En la misma capital, y el mismo día, leí que la segunda película española menos taquillera en 2016 ha sido Contra la impunidad, de Iñaki Arteta. Estrenada en octubre, han hecho cola para verla seis espectadores -tal vez esta semana haya habido más-, con una recaudación de 29 euros. He escrito en varias ocasiones que la obra completa del baracaldés debería ser mostrada en la televisión pública, centros escolares y casas de cultura, pero ni quienes opinan como yo parecen dispuestos a gastar el dinero de medio cubata para entristecerse. La empatía les viene de fábrica.

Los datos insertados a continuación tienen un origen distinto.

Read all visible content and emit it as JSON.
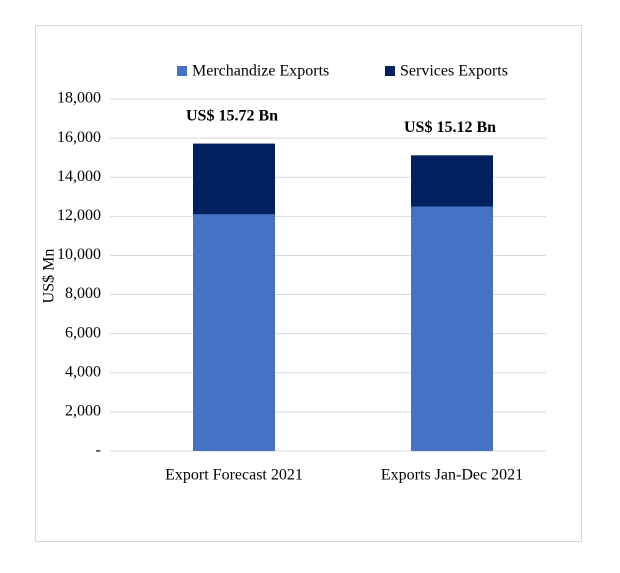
{
  "chart_data": {
    "type": "stacked-bar",
    "y_label": "US$ Mn",
    "categories": [
      "Export Forecast 2021",
      "Exports Jan-Dec 2021"
    ],
    "series": [
      {
        "name": "Merchandize Exports",
        "color": "#4472c4",
        "values": [
          12100,
          12500
        ]
      },
      {
        "name": "Services Exports",
        "color": "#002060",
        "values": [
          3620,
          2620
        ]
      }
    ],
    "annotations": [
      "US$ 15.72 Bn",
      "US$ 15.12 Bn"
    ],
    "ylim": [
      0,
      18000
    ],
    "yticks": [
      {
        "value": 0,
        "label": "-"
      },
      {
        "value": 2000,
        "label": "2,000"
      },
      {
        "value": 4000,
        "label": "4,000"
      },
      {
        "value": 6000,
        "label": "6,000"
      },
      {
        "value": 8000,
        "label": "8,000"
      },
      {
        "value": 10000,
        "label": "10,000"
      },
      {
        "value": 12000,
        "label": "12,000"
      },
      {
        "value": 14000,
        "label": "14,000"
      },
      {
        "value": 16000,
        "label": "16,000"
      },
      {
        "value": 18000,
        "label": "18,000"
      }
    ],
    "grid": true,
    "legend": "top"
  }
}
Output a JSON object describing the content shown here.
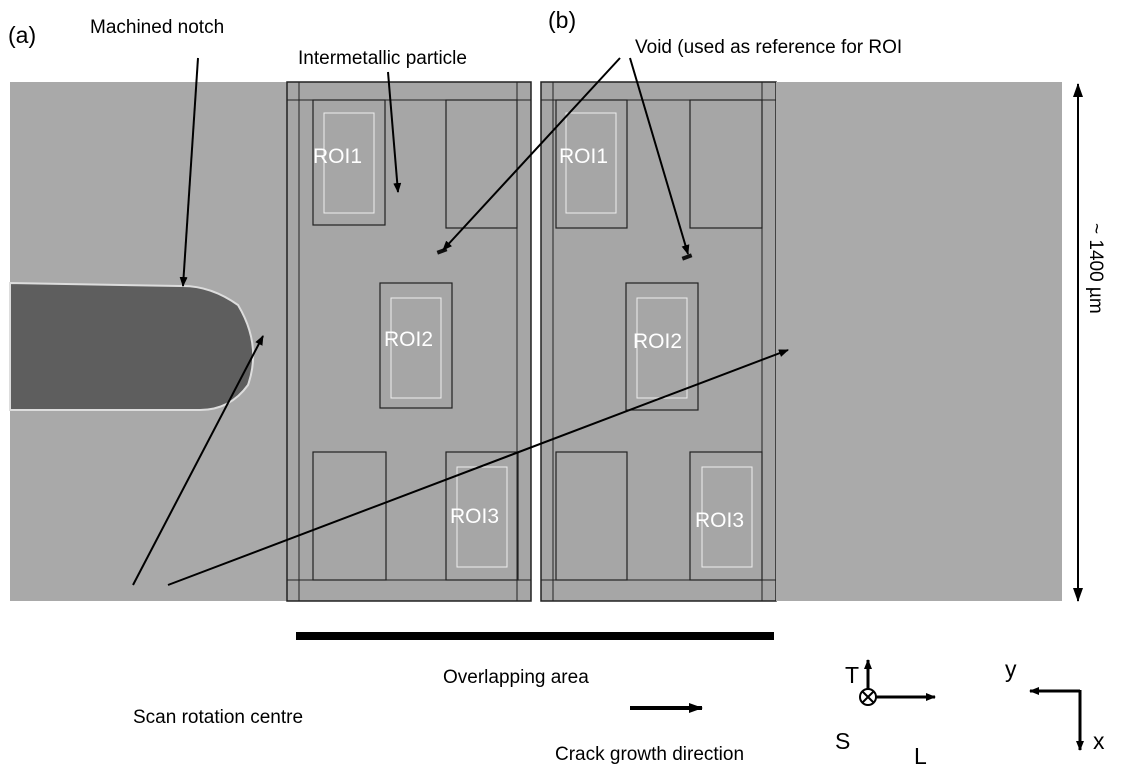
{
  "panel_labels": [
    "(a)",
    "(b)"
  ],
  "annotations": {
    "machined_notch": "Machined notch",
    "intermetallic_particle": "Intermetallic particle",
    "void": "Void (used as reference for ROI",
    "scale": "~ 1400 µm",
    "overlapping_area": "Overlapping area",
    "scan_rotation_centre": "Scan rotation centre",
    "crack_growth_direction": "Crack growth direction"
  },
  "panels": [
    {
      "rois": [
        "ROI1",
        "ROI2",
        "ROI3"
      ]
    },
    {
      "rois": [
        "ROI1",
        "ROI2",
        "ROI3"
      ]
    }
  ],
  "axes_tsl": {
    "t": "T",
    "s": "S",
    "l": "L"
  },
  "axes_xy": {
    "y": "y",
    "x": "x"
  }
}
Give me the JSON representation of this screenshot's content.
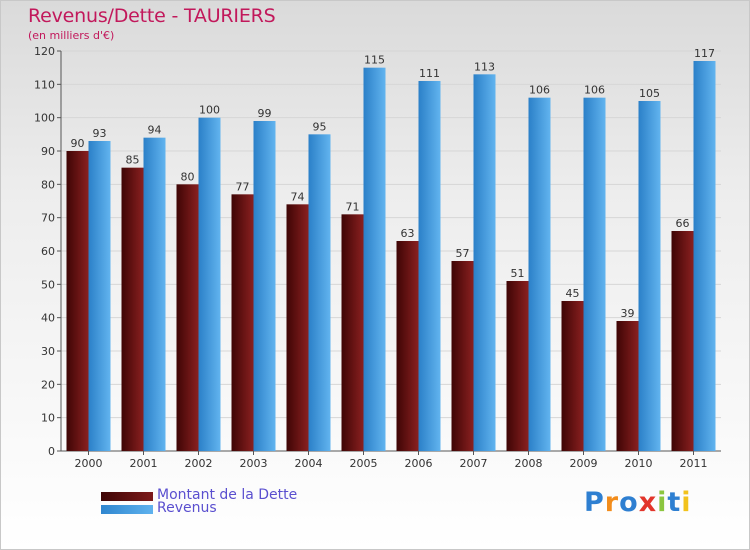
{
  "title": "Revenus/Dette - TAURIERS",
  "subtitle": "(en milliers d'€)",
  "logo_text": "Proxiti",
  "colors": {
    "title": "#c2185b",
    "debt": "#6b0d0d",
    "revenue": "#4aa3e6",
    "legend_text": "#5a4fcf",
    "grid": "#d6d6d6",
    "axis": "#555555"
  },
  "chart_data": {
    "type": "bar",
    "title": "Revenus/Dette - TAURIERS",
    "subtitle": "(en milliers d'€)",
    "xlabel": "",
    "ylabel": "",
    "ylim": [
      0,
      120
    ],
    "yticks": [
      0,
      10,
      20,
      30,
      40,
      50,
      60,
      70,
      80,
      90,
      100,
      110,
      120
    ],
    "grid": true,
    "legend_position": "bottom-left",
    "categories": [
      "2000",
      "2001",
      "2002",
      "2003",
      "2004",
      "2005",
      "2006",
      "2007",
      "2008",
      "2009",
      "2010",
      "2011"
    ],
    "series": [
      {
        "name": "Montant de la Dette",
        "color": "#6b0d0d",
        "values": [
          90,
          85,
          80,
          77,
          74,
          71,
          63,
          57,
          51,
          45,
          39,
          66
        ]
      },
      {
        "name": "Revenus",
        "color": "#4aa3e6",
        "values": [
          93,
          94,
          100,
          99,
          95,
          115,
          111,
          113,
          106,
          106,
          105,
          117
        ]
      }
    ]
  }
}
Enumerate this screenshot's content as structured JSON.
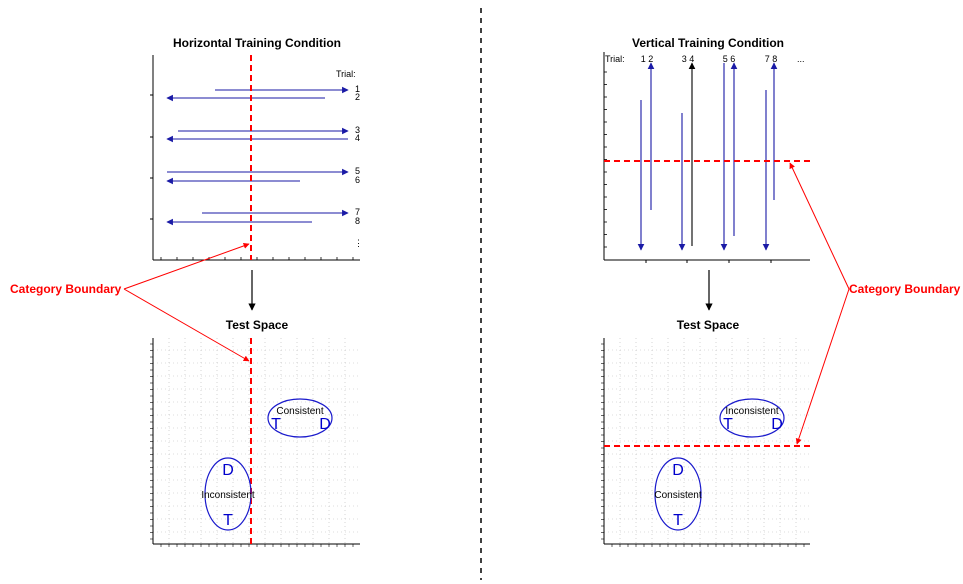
{
  "colors": {
    "arrow": "#1a1aa6",
    "boundary": "#ff0000",
    "grid": "#bbbbbb",
    "ellipse": "#1a1acc"
  },
  "left": {
    "title": "Horizontal Training Condition",
    "trial_label": "Trial:",
    "trial_numbers": [
      "1",
      "2",
      "3",
      "4",
      "5",
      "6",
      "7",
      "8"
    ],
    "ellipsis": "⋮",
    "test_title": "Test Space",
    "clusters": {
      "consistent": {
        "label": "Consistent",
        "t": "T",
        "d": "D"
      },
      "inconsistent": {
        "label": "Inconsistent",
        "t": "T",
        "d": "D"
      }
    }
  },
  "right": {
    "title": "Vertical Training Condition",
    "trial_label": "Trial:",
    "trial_numbers": [
      "1 2",
      "3 4",
      "5 6",
      "7 8"
    ],
    "ellipsis": "...",
    "test_title": "Test Space",
    "clusters": {
      "inconsistent": {
        "label": "Inconsistent",
        "t": "T",
        "d": "D"
      },
      "consistent": {
        "label": "Consistent",
        "t": "T",
        "d": "D"
      }
    }
  },
  "boundary_label_left": "Category Boundary",
  "boundary_label_right": "Category Boundary"
}
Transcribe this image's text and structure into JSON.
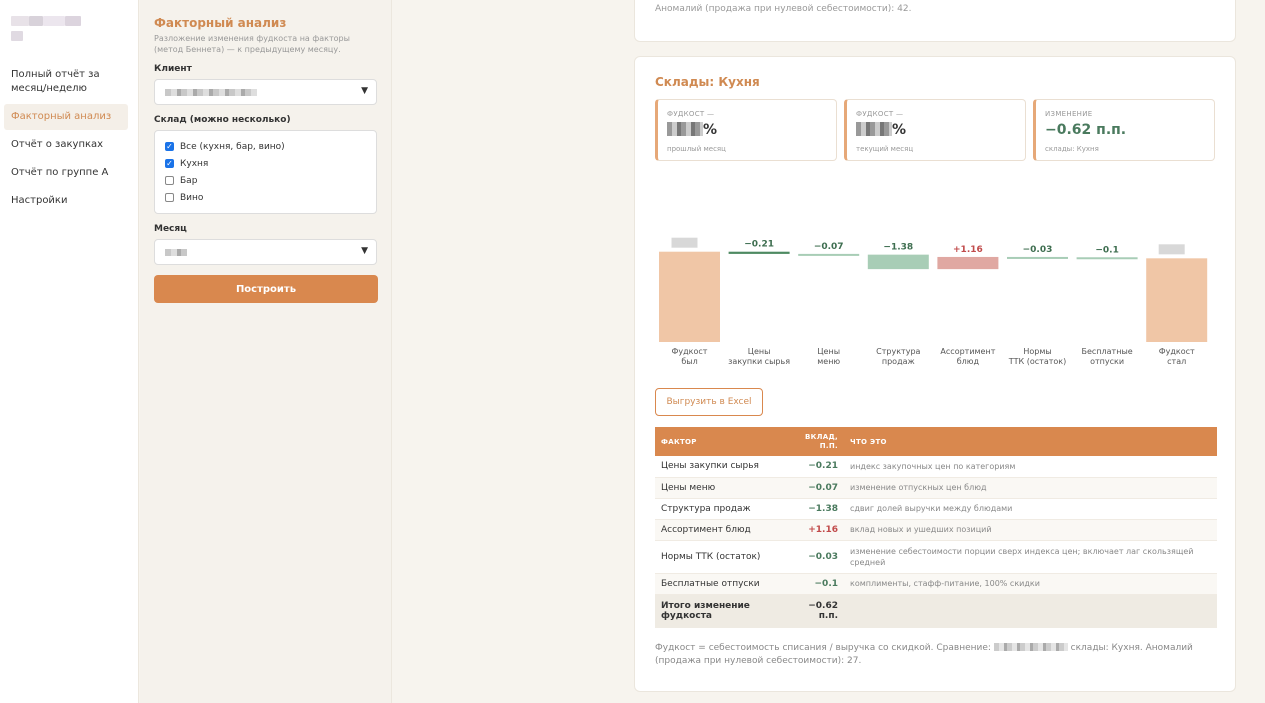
{
  "nav": {
    "items": [
      "Полный отчёт за месяц/неделю",
      "Факторный анализ",
      "Отчёт о закупках",
      "Отчёт по группе А",
      "Настройки"
    ],
    "active_index": 1
  },
  "filter": {
    "title": "Факторный анализ",
    "description": "Разложение изменения фудкоста на факторы (метод Беннета) — к предыдущему месяцу.",
    "client_label": "Клиент",
    "warehouse_label": "Склад (можно несколько)",
    "warehouses": [
      {
        "label": "Все (кухня, бар, вино)",
        "checked": true
      },
      {
        "label": "Кухня",
        "checked": true
      },
      {
        "label": "Бар",
        "checked": false
      },
      {
        "label": "Вино",
        "checked": false
      }
    ],
    "month_label": "Месяц",
    "build_button": "Построить"
  },
  "top_card": {
    "text": "Аномалий (продажа при нулевой себестоимости): 42."
  },
  "report": {
    "title": "Склады: Кухня",
    "kpis": [
      {
        "label": "ФУДКОСТ —",
        "value_suffix": "%",
        "sub": "прошлый месяц"
      },
      {
        "label": "ФУДКОСТ —",
        "value_suffix": "%",
        "sub": "текущий месяц"
      },
      {
        "label": "ИЗМЕНЕНИЕ",
        "value": "−0.62 п.п.",
        "sub": "склады: Кухня"
      }
    ],
    "excel_button": "Выгрузить в Excel",
    "table": {
      "headers": [
        "ФАКТОР",
        "ВКЛАД, П.П.",
        "ЧТО ЭТО"
      ],
      "rows": [
        {
          "factor": "Цены закупки сырья",
          "value": "−0.21",
          "what": "индекс закупочных цен по категориям"
        },
        {
          "factor": "Цены меню",
          "value": "−0.07",
          "what": "изменение отпускных цен блюд"
        },
        {
          "factor": "Структура продаж",
          "value": "−1.38",
          "what": "сдвиг долей выручки между блюдами"
        },
        {
          "factor": "Ассортимент блюд",
          "value": "+1.16",
          "what": "вклад новых и ушедших позиций"
        },
        {
          "factor": "Нормы ТТК (остаток)",
          "value": "−0.03",
          "what": "изменение себестоимости порции сверх индекса цен; включает лаг скользящей средней"
        },
        {
          "factor": "Бесплатные отпуски",
          "value": "−0.1",
          "what": "комплименты, стафф-питание, 100% скидки"
        }
      ],
      "total_label": "Итого изменение фудкоста",
      "total_value": "−0.62 п.п."
    },
    "footnote_a": "Фудкост = себестоимость списания / выручка со скидкой. Сравнение:",
    "footnote_b": "склады: Кухня. Аномалий (продажа при нулевой себестоимости): 27."
  },
  "chart_data": {
    "type": "bar",
    "categories": [
      "Фудкост был",
      "Цены закупки сырья",
      "Цены меню",
      "Структура продаж",
      "Ассортимент блюд",
      "Нормы ТТК (остаток)",
      "Бесплатные отпуски",
      "Фудкост стал"
    ],
    "values": [
      null,
      -0.21,
      -0.07,
      -1.38,
      1.16,
      -0.03,
      -0.1,
      null
    ],
    "value_labels": [
      "%",
      "−0.21",
      "−0.07",
      "−1.38",
      "+1.16",
      "−0.03",
      "−0.1",
      "%"
    ]
  }
}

Y es que, bestia o bella, España oye hablar de lo nuestro, sea lo que sea lo nuestro, y no palpita: bosteza. Ni los derechos de los verdugos, ni los de las víctimas, eso que llamamos Madrid bastante tiene con lo suyo. Al problema vasco le va sobrando el sustantivo y el gentilicio pierde el neón de antaño. Es falso que el nacionalismo se cure viajando, pues hasta los astronautas llevan su bandera. Lo que se cura es el ego. O sea, no es que no datemos, es que no importamos.